Director presents proposal for feature while working on CG short for Ghibli Museum.
In the NHK television special Owaranai Hito Miyazaki Hayao (The Man Who Is Not Done: Hayao Miyazaki) on Sunday, acclaimed anime director Hayao Miyazaki reported that he wants to return to making an anime feature film, after retiring from directing feature films three years ago. He has been working “Kemushi no Boro” (Boro the Caterpillar), a planned CG short for the Ghibli Museum.
However, the special revealed that Miyazaki was not satisfied with the CG project as a short, and he presented a project proposal for a feature-length film this past August. He also noted that if a feature would take him five years to make, he would be 80 years old at the end. In the schedule listed in his proposal, Miyazaki suggested that the film could be done by 2019, before the 2020 Olympics in Tokyo. Ghibli producer Toshio Suzuki commented that Miyazaki will draw storyboards until he dies, and another staffer dryly noted that this would make the movie a huge hit.

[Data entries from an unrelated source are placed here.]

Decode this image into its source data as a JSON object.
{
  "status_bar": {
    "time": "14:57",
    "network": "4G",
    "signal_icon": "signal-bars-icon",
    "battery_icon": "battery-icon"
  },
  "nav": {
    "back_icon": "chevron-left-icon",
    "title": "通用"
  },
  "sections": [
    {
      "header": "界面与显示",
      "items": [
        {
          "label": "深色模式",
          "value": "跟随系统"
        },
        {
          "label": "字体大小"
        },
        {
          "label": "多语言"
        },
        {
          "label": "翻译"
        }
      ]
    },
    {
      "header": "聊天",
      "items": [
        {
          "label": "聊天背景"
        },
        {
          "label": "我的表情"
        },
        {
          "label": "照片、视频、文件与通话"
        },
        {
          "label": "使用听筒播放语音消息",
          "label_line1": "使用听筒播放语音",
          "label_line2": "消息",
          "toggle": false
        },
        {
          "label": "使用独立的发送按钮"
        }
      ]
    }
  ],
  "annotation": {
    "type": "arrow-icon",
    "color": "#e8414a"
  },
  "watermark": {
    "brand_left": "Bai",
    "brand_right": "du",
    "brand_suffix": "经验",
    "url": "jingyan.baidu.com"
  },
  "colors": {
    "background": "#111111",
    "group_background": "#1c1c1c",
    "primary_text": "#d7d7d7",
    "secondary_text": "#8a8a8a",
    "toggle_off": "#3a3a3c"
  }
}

Despite not officially receiving a green-light for the feature film, Miyazaki decided to start animation work on the project anyway. He plans on creating storyboards for about 100 cuts of footage.
In spite of his earlier retirement announcements, Miyazaki confirmed that he will continue animating shorts for the Studio Ghibli Museum in Tokyo. The 12-minute “Kemushi no Boro” short will not be completed for about another year and will be screened exclusively at Ghibli Museum. Miyazaki planned the story for almost 20 years and describes the short as “a story of a tiny, hairy caterpillar, so tiny that it may be easily squished between your fingers.”
Miyazaki rose to prominence in the 1970s on such television anime series as Lupin III, Future Boy Conan, and Sherlock Hound. He directed his first feature film, Lupin III: The Castle of Cagliostro, in 1979. He then adapted the beginning of his Nausicaä of the Valley of the Wind manga into an anime film in 1984, before he and fellow director Isao Takahata founded Studio Ghibli.
With Ghibli, Miyazaki helmed the feature films Laputa: Castle in the Sky, My Neighbor Totoro, Kiki’s Delivery Service, Porco Rosso, Princess Mononoke, Spirited Away, Howl’s Moving Castle, Ponyo, and finally, 2013’s The Wind Rises. He also co-produced Takahata’s directorial efforts and directed smaller projects such as the “experimental film” On Your Mark and Ghibli Museum Shorts such as Mei and the Kitten Bus and Mr. Dough and the Egg Princess.
Spirited Away remains the highest earning film ever at the Japanese box office, 15 years after it opened in 2001. It won the Academy Award for Best Animated Film in 2003.